ARTIST SPOTLIGHT:

Bart Ross:
“The Art of Seeing What Others Walk Past”

 

Written by Omar Holguin · Los Angeles, California

There is a particular kind of patience required to do what Bart Ross does — to stand before something ordinary and wait for it to become extraordinary. It is the patience of a craftsman, the stillness of a poet, and the precision of a scientist. It is, in his own words, genetic.

A Legacy Woven Into Everyday Life

Bart Ross did not come to photography by accident. He arrived through a family saturated in creative expression — a father who has painted, sculpted, crafted jewelry, made prints, and at 91 continues to win recognition for needlepoint; a mother whose gift was her unwavering support of artists and cultural institutions. Four brothers, each touched by the visual arts in their own way. For Bart, creativity was not an elective — it was the air his household breathed.
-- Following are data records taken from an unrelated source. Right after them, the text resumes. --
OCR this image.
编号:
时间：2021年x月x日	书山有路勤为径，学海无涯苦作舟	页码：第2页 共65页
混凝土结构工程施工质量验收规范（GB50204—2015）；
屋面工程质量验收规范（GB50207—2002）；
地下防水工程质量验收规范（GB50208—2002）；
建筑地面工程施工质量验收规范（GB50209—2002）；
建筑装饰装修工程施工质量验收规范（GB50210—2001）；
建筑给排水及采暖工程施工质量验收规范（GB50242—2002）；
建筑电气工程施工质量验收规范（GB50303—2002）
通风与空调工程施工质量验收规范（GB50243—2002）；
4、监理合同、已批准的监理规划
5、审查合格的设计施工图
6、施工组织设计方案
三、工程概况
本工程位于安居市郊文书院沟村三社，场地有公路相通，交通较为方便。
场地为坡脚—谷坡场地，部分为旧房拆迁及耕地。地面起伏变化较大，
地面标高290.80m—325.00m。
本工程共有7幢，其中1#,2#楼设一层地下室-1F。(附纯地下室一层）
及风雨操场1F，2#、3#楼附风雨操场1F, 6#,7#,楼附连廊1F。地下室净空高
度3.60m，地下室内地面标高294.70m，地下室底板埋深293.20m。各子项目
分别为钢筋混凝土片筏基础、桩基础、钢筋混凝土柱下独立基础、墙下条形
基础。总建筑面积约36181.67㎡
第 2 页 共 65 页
He grew up in Pasadena in what he proudly describes as a United Nations family — a blended, multi-cultural, multi-racial household that drew from Black, White, Hispanic, Japanese, Filipino, Nepalese, and Armenian heritage. The adults in his life took culture seriously: memberships at the Pasadena Art Museum, regular visits to the Huntington Library and LACMA, and pilgrimages to the folk-art wonder of the Watts Towers. These were not field trips. They were values made visible.

The Moment Everything Changed

The camera entered Bart’s life with the spontaneity that all great encounters seem to have in retrospect. He was ten years old, standing in line at Disneyland with a Kodak Instamatic in his hands. What he captured on the Jungle Cruise — an animatronic baby elephant under a waterfall — came back from the drugstore looking nothing like what he remembered seeing. In the photograph, the elephant appeared to be perched on the boat’s railing, a visual impossibility made real through the lens.

Rather than feel confused, Bart felt a door swing open.

“I thought, ‘Wow! What else can I do with a camera?!'”

That image introduced him to the transformative power of framing — the radical idea that a camera does not simply record reality but interprets it. The crop, the angle, the point of view: these were not limitations. They were instruments.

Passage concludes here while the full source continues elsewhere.